A Song for Issy Bradley by Carys Bray (Literary Fiction)

Writing: 5/5 Characters: 5/5 Plot:4/5

Beautifully written story about five members of a strict Mormon family as they struggle with the death of the four-year old daughter, Issy. Extending far beyond your typical grief story, each family member wrestles with competing urges and goals — what it means to be a good person, the boundary between faith and thinking for themselves, and their relationships with each other, the community, and the church.

Ian is a bishop within the church. While I personally found him too sanctimonious for my taste, he (like most humans on this planet) is a complicated man trying to do his best — based on a firm belief in the foundations and practices of the church. Claire is a willing convert to Mormonism but is angry at God and is simply unable to keep going. Zippy (16) struggles with her attraction to a boy in light of the very strict teachings on the role for women; Alma (14) grapples with his belief and guilt over an (as yet to be detected) infraction; Jacob (7) just misses Issy and is working on using the Church’s teachings to resurrect her — confused between what is possible in religious stories and what is possible in everyday life.

For me it was not an attractive view of Mormonism, but then I am not very religious and am unhappy about people telling me what to do based on my gender :-). The characters are presented realistically, some offering comfort based on faith and others offering censure, and while I would bristle on the constraints on women, many of the characters appeared perfectly happy in their lives. Like one of my favorite books — A Place For Us — this book offers an inside view of another culture.

Some good quotes:
“I know something about being good. If you’re good and you get lost, someone you love comes and finds you.”
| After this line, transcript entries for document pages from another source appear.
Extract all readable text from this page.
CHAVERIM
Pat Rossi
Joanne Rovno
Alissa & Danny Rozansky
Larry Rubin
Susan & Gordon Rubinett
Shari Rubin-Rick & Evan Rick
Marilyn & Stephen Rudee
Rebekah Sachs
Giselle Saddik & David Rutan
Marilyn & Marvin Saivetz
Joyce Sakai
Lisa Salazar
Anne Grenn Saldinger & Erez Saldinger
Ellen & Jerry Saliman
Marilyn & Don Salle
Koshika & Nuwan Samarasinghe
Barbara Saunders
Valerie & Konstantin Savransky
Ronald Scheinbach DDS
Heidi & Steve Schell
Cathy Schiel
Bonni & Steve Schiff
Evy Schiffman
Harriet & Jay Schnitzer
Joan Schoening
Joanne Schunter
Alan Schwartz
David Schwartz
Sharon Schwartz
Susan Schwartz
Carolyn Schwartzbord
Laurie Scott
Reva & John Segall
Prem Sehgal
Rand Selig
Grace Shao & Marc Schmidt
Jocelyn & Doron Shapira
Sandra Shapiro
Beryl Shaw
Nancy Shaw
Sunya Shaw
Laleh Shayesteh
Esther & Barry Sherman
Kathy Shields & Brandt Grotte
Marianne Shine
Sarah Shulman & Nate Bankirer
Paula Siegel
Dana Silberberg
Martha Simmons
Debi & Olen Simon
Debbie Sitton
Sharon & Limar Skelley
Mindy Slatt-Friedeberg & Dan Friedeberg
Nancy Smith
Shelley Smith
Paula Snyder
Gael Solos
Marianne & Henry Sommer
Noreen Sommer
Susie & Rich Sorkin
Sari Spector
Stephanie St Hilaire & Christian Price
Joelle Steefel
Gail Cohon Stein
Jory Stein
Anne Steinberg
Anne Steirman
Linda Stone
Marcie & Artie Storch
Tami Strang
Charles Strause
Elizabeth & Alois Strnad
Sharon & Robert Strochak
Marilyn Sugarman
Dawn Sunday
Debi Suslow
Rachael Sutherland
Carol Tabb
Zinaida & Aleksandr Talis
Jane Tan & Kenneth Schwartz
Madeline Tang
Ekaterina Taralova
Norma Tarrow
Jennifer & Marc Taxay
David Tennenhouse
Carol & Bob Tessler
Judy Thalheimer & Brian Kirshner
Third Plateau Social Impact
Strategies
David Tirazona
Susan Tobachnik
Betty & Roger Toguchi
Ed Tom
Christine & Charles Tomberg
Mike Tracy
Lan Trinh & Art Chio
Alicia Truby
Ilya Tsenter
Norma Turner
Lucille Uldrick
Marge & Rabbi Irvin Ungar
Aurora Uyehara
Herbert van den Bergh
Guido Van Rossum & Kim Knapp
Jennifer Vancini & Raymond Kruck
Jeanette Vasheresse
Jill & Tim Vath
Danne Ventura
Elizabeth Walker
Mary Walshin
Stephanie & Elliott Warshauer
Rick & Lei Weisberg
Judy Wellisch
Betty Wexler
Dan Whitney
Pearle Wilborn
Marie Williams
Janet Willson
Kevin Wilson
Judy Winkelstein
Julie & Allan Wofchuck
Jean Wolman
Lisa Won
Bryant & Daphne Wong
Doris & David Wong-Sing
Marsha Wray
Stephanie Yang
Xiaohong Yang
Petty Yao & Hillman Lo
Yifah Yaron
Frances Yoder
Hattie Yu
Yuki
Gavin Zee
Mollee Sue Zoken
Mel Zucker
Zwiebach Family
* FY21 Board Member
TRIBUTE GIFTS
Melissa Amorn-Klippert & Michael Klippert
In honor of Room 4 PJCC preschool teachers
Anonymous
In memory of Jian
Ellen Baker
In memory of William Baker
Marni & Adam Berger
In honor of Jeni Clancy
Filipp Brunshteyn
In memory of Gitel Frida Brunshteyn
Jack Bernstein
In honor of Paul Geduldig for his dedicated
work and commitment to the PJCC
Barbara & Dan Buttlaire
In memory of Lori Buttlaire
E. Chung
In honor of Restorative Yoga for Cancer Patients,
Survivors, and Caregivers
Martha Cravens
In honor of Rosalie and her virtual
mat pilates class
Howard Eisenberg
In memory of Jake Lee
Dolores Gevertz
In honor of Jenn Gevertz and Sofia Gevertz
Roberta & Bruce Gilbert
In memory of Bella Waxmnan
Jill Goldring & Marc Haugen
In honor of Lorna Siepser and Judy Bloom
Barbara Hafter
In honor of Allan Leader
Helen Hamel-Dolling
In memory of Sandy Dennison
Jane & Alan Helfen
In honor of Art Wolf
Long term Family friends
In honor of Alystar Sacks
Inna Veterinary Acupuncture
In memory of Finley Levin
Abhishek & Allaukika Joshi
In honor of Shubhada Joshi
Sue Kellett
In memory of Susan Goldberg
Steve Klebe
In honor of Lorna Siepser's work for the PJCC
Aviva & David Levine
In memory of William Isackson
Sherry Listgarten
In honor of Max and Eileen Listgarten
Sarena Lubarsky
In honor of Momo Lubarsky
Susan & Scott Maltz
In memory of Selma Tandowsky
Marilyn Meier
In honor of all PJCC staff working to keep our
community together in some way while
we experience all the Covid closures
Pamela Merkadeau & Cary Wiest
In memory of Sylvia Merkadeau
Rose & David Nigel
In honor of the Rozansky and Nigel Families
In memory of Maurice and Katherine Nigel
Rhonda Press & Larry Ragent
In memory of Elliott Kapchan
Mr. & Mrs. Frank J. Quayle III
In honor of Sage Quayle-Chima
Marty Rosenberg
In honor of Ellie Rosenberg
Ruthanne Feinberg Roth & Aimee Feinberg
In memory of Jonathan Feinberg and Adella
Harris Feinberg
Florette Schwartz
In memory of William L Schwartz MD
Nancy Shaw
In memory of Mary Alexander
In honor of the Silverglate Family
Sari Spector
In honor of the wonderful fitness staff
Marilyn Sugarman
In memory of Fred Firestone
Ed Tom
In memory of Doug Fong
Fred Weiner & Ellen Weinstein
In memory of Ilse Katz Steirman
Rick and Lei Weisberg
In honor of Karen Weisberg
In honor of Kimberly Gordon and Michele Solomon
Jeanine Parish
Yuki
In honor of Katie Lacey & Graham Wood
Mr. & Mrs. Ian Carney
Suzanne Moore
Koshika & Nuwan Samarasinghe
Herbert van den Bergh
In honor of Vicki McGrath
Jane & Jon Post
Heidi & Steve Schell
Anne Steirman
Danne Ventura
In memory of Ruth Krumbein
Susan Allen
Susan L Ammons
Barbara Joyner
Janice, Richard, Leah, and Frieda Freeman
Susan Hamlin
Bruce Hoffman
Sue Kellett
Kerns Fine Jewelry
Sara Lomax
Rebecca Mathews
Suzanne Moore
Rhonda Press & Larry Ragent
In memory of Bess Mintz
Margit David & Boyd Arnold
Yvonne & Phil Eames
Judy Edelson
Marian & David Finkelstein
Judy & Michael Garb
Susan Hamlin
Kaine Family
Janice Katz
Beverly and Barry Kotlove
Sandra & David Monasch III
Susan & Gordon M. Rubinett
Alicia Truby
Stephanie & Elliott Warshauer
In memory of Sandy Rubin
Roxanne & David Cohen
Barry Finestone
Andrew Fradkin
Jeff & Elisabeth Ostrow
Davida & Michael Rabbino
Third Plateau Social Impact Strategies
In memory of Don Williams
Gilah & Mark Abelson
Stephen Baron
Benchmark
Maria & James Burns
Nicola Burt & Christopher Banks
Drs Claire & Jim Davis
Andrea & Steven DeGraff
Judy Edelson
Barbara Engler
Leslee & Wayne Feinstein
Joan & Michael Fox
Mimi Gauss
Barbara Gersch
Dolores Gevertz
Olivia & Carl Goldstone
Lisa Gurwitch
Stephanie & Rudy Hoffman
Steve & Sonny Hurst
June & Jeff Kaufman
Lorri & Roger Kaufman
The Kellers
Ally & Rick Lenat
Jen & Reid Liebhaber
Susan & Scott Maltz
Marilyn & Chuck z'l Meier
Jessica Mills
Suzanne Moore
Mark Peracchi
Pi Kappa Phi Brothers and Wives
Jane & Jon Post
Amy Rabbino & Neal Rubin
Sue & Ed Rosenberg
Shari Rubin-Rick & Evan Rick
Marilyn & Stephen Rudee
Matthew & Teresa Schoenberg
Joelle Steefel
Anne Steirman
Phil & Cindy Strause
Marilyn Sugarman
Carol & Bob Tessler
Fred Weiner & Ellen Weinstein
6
“It feels as if her hopes are leaking from a small perforation between her lungs, and although each escaping wish is small and ordinary — for Dad to think before he speaks, for Mum to get out of bed in the mornings, for Adam to serve a mission — the hurt as they trickle away is considerable.”

“Dad stops and she thinks she’s done enough, but he’s too wound up so intent on being right, that he’s forgetting to be kind.”

“Girls need to be careful — you like him; you love him; you let him; you lose him — that’s what happens.”

“He keeps talking but Claire can’t keep up with his words, she can’t catch them, they’re flying past her ears like tiny birds, fluttering to the open door and out into the hospital corridor. He has made Issy’s recovery contingent on her faith and she doesn’t know how she will ever forgive him.”